10種類以上の豊富なお風呂はもとより、エステやボディケアといったリラクゼーションや美味しい食が楽しめるレストランなど、幅広いサービスを享受できるのがユニークな点と言える。

メインダイニング王様の食卓@和光店

元来、お風呂や温泉好きの日本人をターゲットにしてきたが、さまざまなサービスを提供するようになったのは「美容や健康、そして人同士がふれあえる憩いの場を目指し、進化させてきた」と加藤氏は語る。

「第一世代は『入浴特化型施設』としてお風呂の湯種を豊富に揃え、さらには湯上り後の散髪や飲食のニーズに応えるために理髪店や食事処を設けてきました。そして、第二世代は『複合型施設』という形で、健康や美容のアプローチを強化し、店舗内にあかすりやタイ古式マッサージ、エステなどを取り入れていきました。また、この頃から天然温泉や岩盤浴にもこだわり、より多様なお客様に満足してもらえるよう企業努力を行ってきました」

「高濃度炭酸泉」も今やスーパー銭湯の定番

働きながら癒される新しい試みも…

そして第三世代は昨年12月にオープンした和光店を例に挙げる。「複合滞在型レジャー施設」を掲げ、サウナ好きや若年層のお客様などの新しいターゲットを見据えた店舗づくりになっている。

和光店の2階にある「かまくらうんじ」は当初、岩盤浴ゾーンの構想もあったそうだが、長時間滞在できるスペースを設け、ワーケーションやリモートワークでも使えて、癒されながら仕事をする空間にすることに決めた。

KamakuLounge(かまくらうんじ)

「SNS映えを意識したリラクゼーションラウンジ『かまくらうんじ』では、リモートワークや滞在型のレジャー体験といったトレンドを踏まえて作りました。加えて、本格的な天然温泉や複数のサウナを完備することで、 1日中いても飽きない楽しさを提供できるように心がけています。滞在型の近距離レジャー施設では、来店するお客様の滞在時間が長くなればなるほど、顧客満足度が高まります。

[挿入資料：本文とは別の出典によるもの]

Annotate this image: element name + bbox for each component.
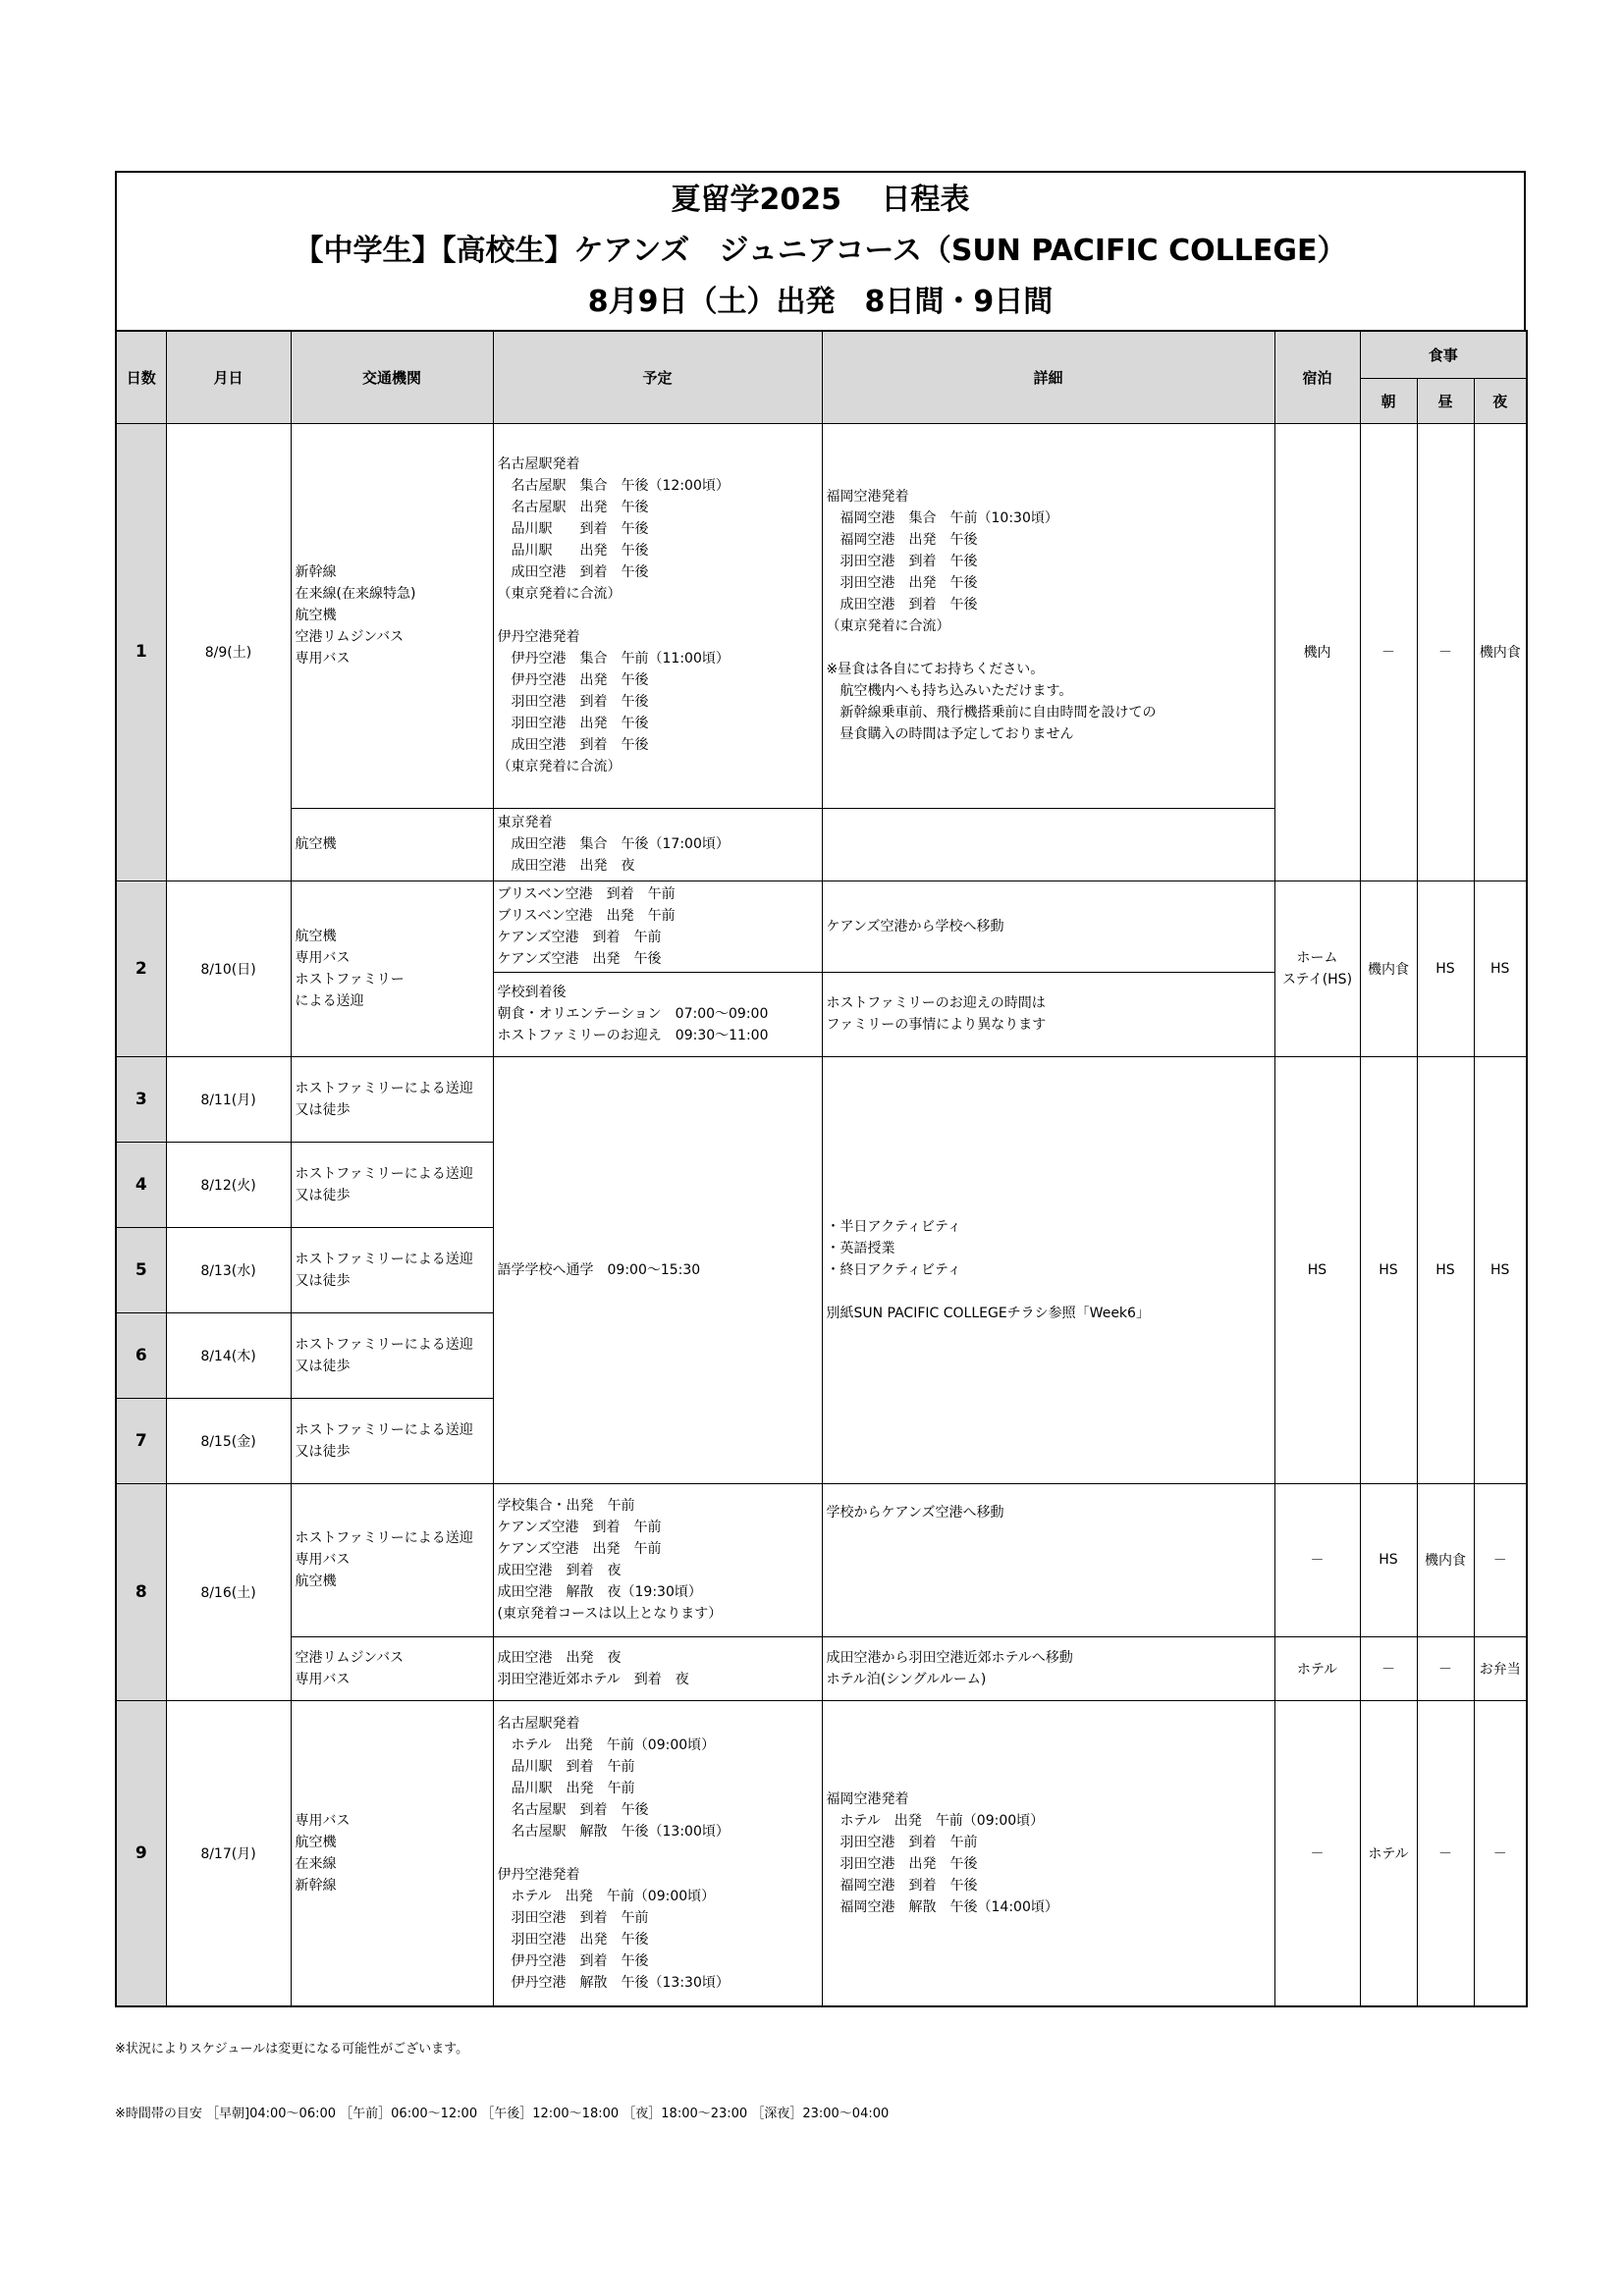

利益向上も期待できると思っていて、今までのおふろの王様にはない新しい取り組みの店舗ではないでしょうか」(加藤氏)

座り疲れしないイスなど仕事しながら癒される空間を追求

1階のレストランエリアでは地産地消のメニューが味わえ、施設利用者以外の客も食事をすることが可能になっている。

レストランや宿泊業を手がける会社と協力し、売れ筋の動向を見ながらメニュー開発を行っていて、テイクアウトの弁当も近隣住民には好評を博しているそうだ。

こうした地域住民の交流を促し、新たなにぎわいの創出を狙った店舗は、ちょうどコロナ禍の真っ只中にオープンした手前、緩やかな立ち上がりとなったが、「最近は当初の想定通りの集客を見込めるようになってきた」と加藤氏は話す。

「和光店に関しては、コロナ禍に開業したこともあり、なかなかプロモーションを行えていませんでしたが、ようやく集客面に関しては計画通りの推移となっています。しかし嬉しい誤算もありまして、次の問題として浮上したのが『人気が出すぎて、本来の目的である“癒し”や“リラクゼーション”の提供に影響をきたしかねない』という点です。

2階のかまくらうんじは‟ご褒美”をコンセプトにしたラウンジスペースで、ゆったりと寛げる空間になっていますが、おかげさまで好評のため休日は特に混雑してしまう時間帯もあり、十分にリラックスしていただけるようにさらに配慮していかなくてはならないと考えています。この点については次に越えるべき課題として、どう改善していくかを検討しています」

サウナカルチャーは、一過性のブームではなく、文化に昇華していくと話す加藤氏。幅広い層に楽しまれる「複合滞在型レジャー施設」として、これからの「おふろの王様」から目が離せない。